On we went across the creek, leaving a picket at that point to keep a lookout for the enemy, that we knew must now be near upon our heels. It was after seven o'clock, the sun having been up for some time. After getting into Main street and passing the two tobacco warehouses opposite one another, occupied as prisons in the early years of the war, we met the motley crowd thronging the pavement, loaded with every species of plunder.
Bare-headed women, their arms filled with every description of goods, plundered from warehouses and shops, their hair hanging about their ears, were rushing one way to deposit their plunder and return for more, while a current of the empty-handed surged in a contrary direction towards the scene.
The roaring and crackling of the burning houses, the trampling and snorting of our horses over the paved streets as we swept along, wild sounds of every description, while the rising sun came dimly through the cloud of smoke that hung like a pall around him, made up a scene that beggars description, and which I hope never to see again—the saddest of many of the sad sights of war—a city undergoing pillage at the hands of its own mob, while the standards of an empire were being taken from its capitol, and the tramp of a victorious enemy could be heard at its gates.
Richmond had collected within its walls the refuse of the war—thieves and deserters, male and female, the vilest of the vile were there, but strict military discipline had kept it down. Now, in one moment, it was all removed—all restraint was taken off—and you may imagine the consequences. There were said to be 5,000 deserters in the city, and you could see the grey jackets here and there sprinkled in the mob that was roaring down the street.
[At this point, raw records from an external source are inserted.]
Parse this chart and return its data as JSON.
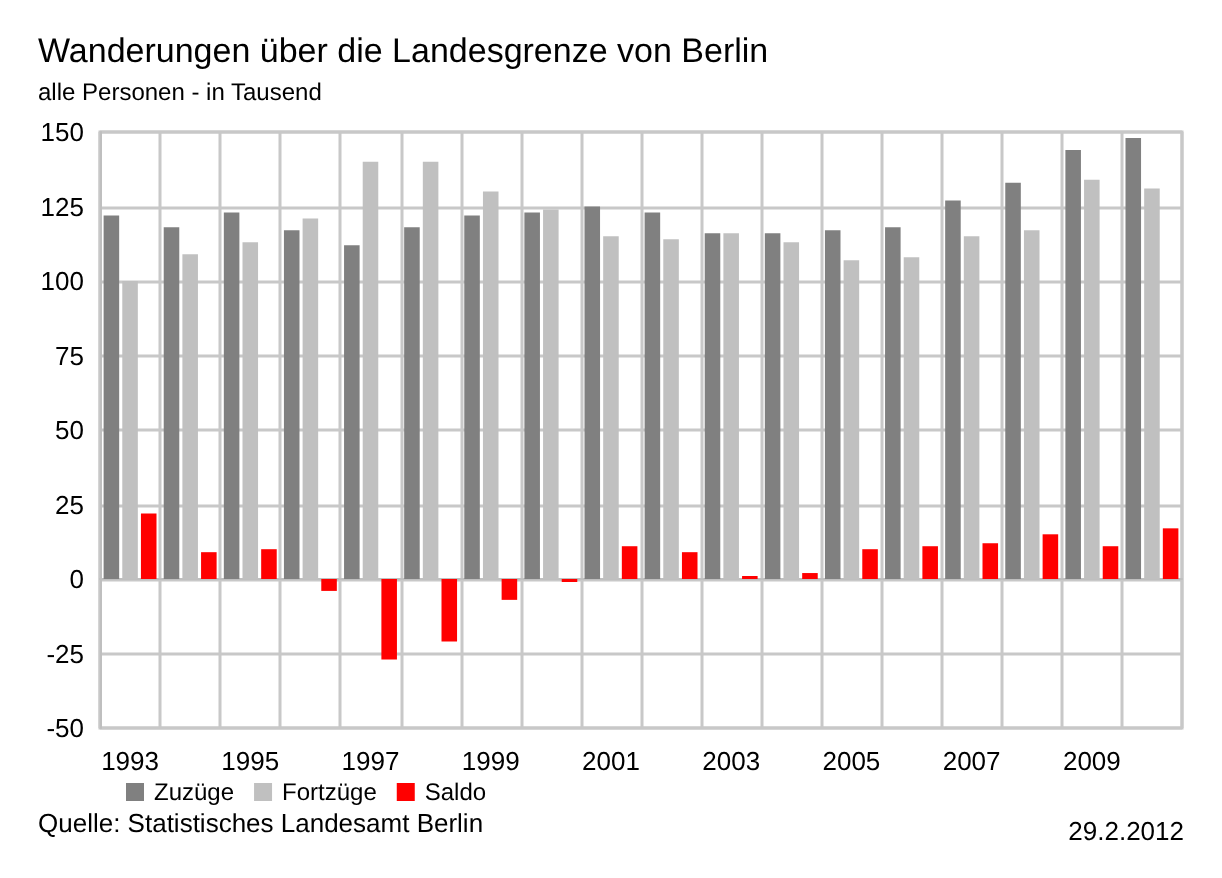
{
  "chart_data": {
    "type": "bar",
    "title": "Wanderungen über die Landesgrenze von Berlin",
    "subtitle": "alle Personen - in Tausend",
    "categories": [
      "1993",
      null,
      "1995",
      null,
      "1997",
      null,
      "1999",
      null,
      "2001",
      null,
      "2003",
      null,
      "2005",
      null,
      "2007",
      null,
      "2009",
      null
    ],
    "series": [
      {
        "name": "Zuzüge",
        "color": "#808080",
        "values": [
          122,
          118,
          123,
          117,
          112,
          118,
          122,
          123,
          125,
          123,
          116,
          116,
          117,
          118,
          127,
          133,
          144,
          148
        ]
      },
      {
        "name": "Fortzüge",
        "color": "#c0c0c0",
        "values": [
          100,
          109,
          113,
          121,
          140,
          140,
          130,
          124,
          115,
          114,
          116,
          113,
          107,
          108,
          115,
          117,
          134,
          131
        ]
      },
      {
        "name": "Saldo",
        "color": "#ff0000",
        "values": [
          22,
          9,
          10,
          -4,
          -27,
          -21,
          -7,
          -1,
          11,
          9,
          1,
          2,
          10,
          11,
          12,
          15,
          11,
          17
        ]
      }
    ],
    "ylim": [
      -50,
      150
    ],
    "yticks": [
      -50,
      -25,
      0,
      25,
      50,
      75,
      100,
      125,
      150
    ],
    "grid": true,
    "legend": "bottom left",
    "annotations": [
      "Quelle: Statistisches Landesamt Berlin",
      "29.2.2012"
    ]
  }
}
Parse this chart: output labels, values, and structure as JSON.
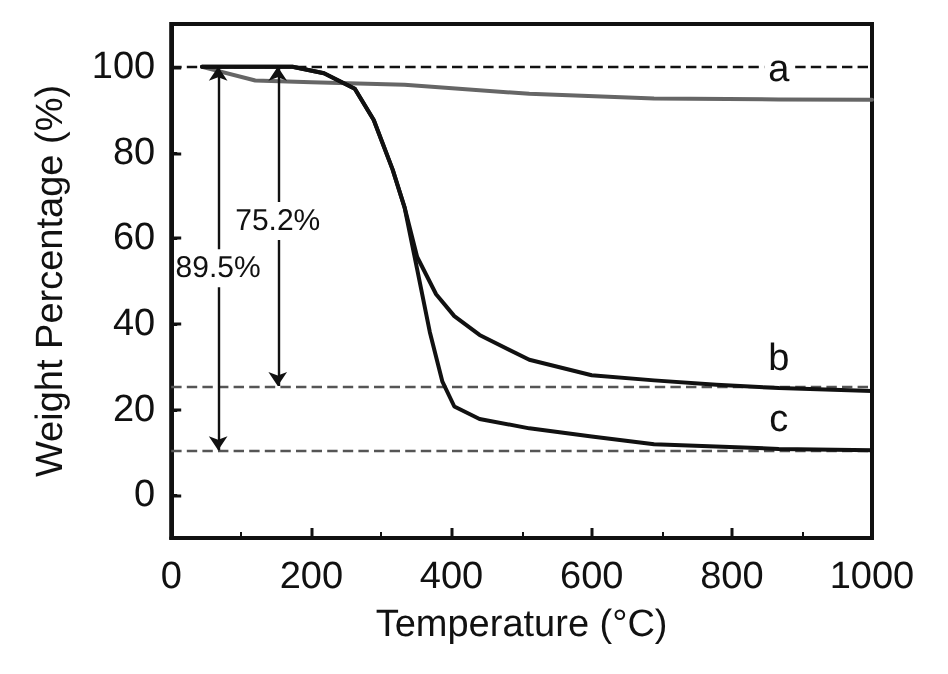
{
  "chart_data": {
    "type": "line",
    "xlabel": "Temperature (°C)",
    "ylabel": "Weight Percentage (%)",
    "xlim": [
      0,
      1000
    ],
    "xticks": [
      0,
      200,
      400,
      600,
      800,
      1000
    ],
    "ylim": [
      -10,
      110
    ],
    "yticks": [
      0,
      20,
      40,
      60,
      80,
      100
    ],
    "grid": false,
    "legend": false,
    "marker": "none",
    "line_style": "solid",
    "series": [
      {
        "name": "a",
        "color": "#666666",
        "x": [
          44,
          120,
          200,
          333,
          511,
          689,
          867,
          1000
        ],
        "values": [
          100,
          96.8,
          96.4,
          95.8,
          93.7,
          92.6,
          92.4,
          92.3
        ]
      },
      {
        "name": "b",
        "color": "#111111",
        "x": [
          44,
          173,
          218,
          262,
          289,
          316,
          333,
          351,
          378,
          404,
          440,
          511,
          600,
          689,
          778,
          867,
          1000
        ],
        "values": [
          100,
          100,
          98.5,
          94.9,
          87.6,
          76,
          67.2,
          55.6,
          46.9,
          41.8,
          37.4,
          31.6,
          28,
          26.8,
          25.8,
          25,
          24.3
        ]
      },
      {
        "name": "c",
        "color": "#111111",
        "x": [
          44,
          173,
          218,
          262,
          289,
          316,
          333,
          351,
          369,
          387,
          404,
          440,
          511,
          600,
          689,
          867,
          1000
        ],
        "values": [
          100,
          100,
          98.5,
          94.9,
          87.6,
          76,
          67.2,
          52.7,
          38.1,
          26.5,
          20.7,
          17.8,
          15.6,
          13.7,
          11.9,
          10.8,
          10.5
        ]
      }
    ],
    "ref_lines": [
      {
        "axis": "y",
        "value": 100,
        "color": "#111111",
        "line_style": "dashed"
      },
      {
        "axis": "y",
        "value": 25.5,
        "color": "#555555",
        "line_style": "dashed"
      },
      {
        "axis": "y",
        "value": 10.5,
        "color": "#555555",
        "line_style": "dashed"
      }
    ],
    "annotations": [
      {
        "text": "75.2%",
        "x": 152,
        "y": 64
      },
      {
        "text": "89.5%",
        "x": 67,
        "y": 53
      }
    ]
  }
}
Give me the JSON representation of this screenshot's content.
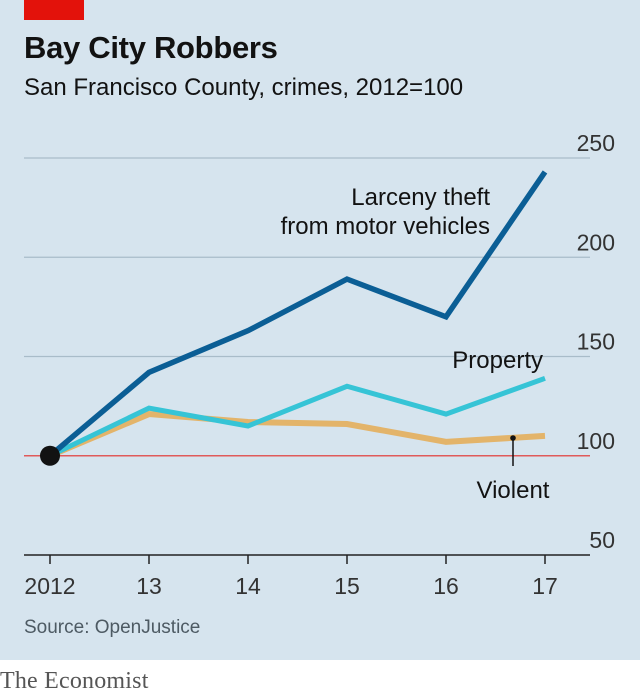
{
  "title": "Bay City Robbers",
  "subtitle": "San Francisco County, crimes, 2012=100",
  "source": "Source: OpenJustice",
  "brand": "The Economist",
  "colors": {
    "background": "#d6e4ee",
    "accent_red": "#e3120b",
    "larceny": "#0b5e95",
    "property": "#36c4d6",
    "violent": "#e3b46a",
    "baseline": "#e05a5a",
    "grid": "#a9bcc9"
  },
  "chart_data": {
    "type": "line",
    "x": [
      "2012",
      "13",
      "14",
      "15",
      "16",
      "17"
    ],
    "ylim": [
      50,
      250
    ],
    "yticks": [
      "250",
      "200",
      "150",
      "100",
      "50"
    ],
    "ytick_values": [
      250,
      200,
      150,
      100,
      50
    ],
    "reference_line": 100,
    "grid": true,
    "series": [
      {
        "name": "Larceny theft from motor vehicles",
        "label_lines": [
          "Larceny theft",
          "from motor vehicles"
        ],
        "values": [
          100,
          142,
          163,
          189,
          170,
          243
        ]
      },
      {
        "name": "Property",
        "label_lines": [
          "Property"
        ],
        "values": [
          100,
          124,
          115,
          135,
          121,
          139
        ]
      },
      {
        "name": "Violent",
        "label_lines": [
          "Violent"
        ],
        "values": [
          100,
          121,
          117,
          116,
          107,
          110
        ]
      }
    ]
  }
}
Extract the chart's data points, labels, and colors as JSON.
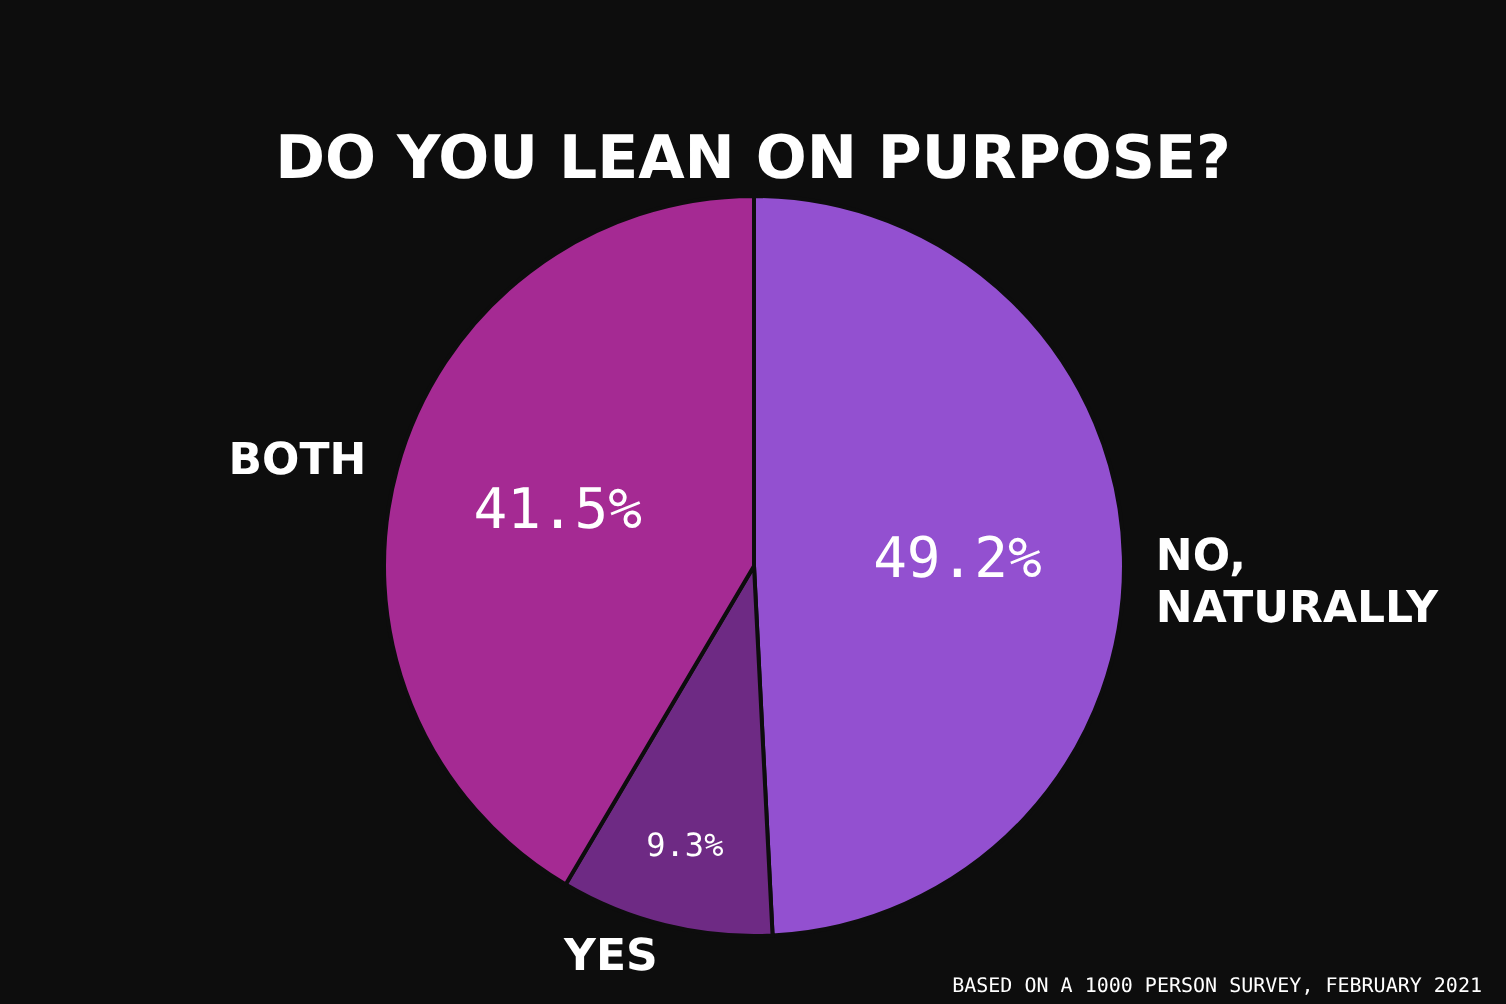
{
  "chart_data": {
    "type": "pie",
    "title": "DO YOU LEAN ON PURPOSE?",
    "categories": [
      "NO, NATURALLY",
      "YES",
      "BOTH"
    ],
    "values": [
      49.2,
      9.3,
      41.5
    ],
    "value_labels": [
      "49.2%",
      "9.3%",
      "41.5%"
    ],
    "colors": [
      "#9350d0",
      "#6e2a84",
      "#a52a93"
    ],
    "annotations": [
      "BASED ON A 1000 PERSON SURVEY, FEBRUARY 2021"
    ]
  }
}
When we reached somewhere between Twentieth and Twenty-fifth streets—I will not be certain—the flames swept across Main street so we could not pass. The column turned to the right, and so got into the street above it. On this (Franklin street) are many private residences; at the windows we could see the sad and tearful faces of the kind Virginia women, who had never failed the soldier in four long years of war and trouble, ready to the last to give him devoted attendance in his wounds and sickness, and to share with his necessities the last morsel.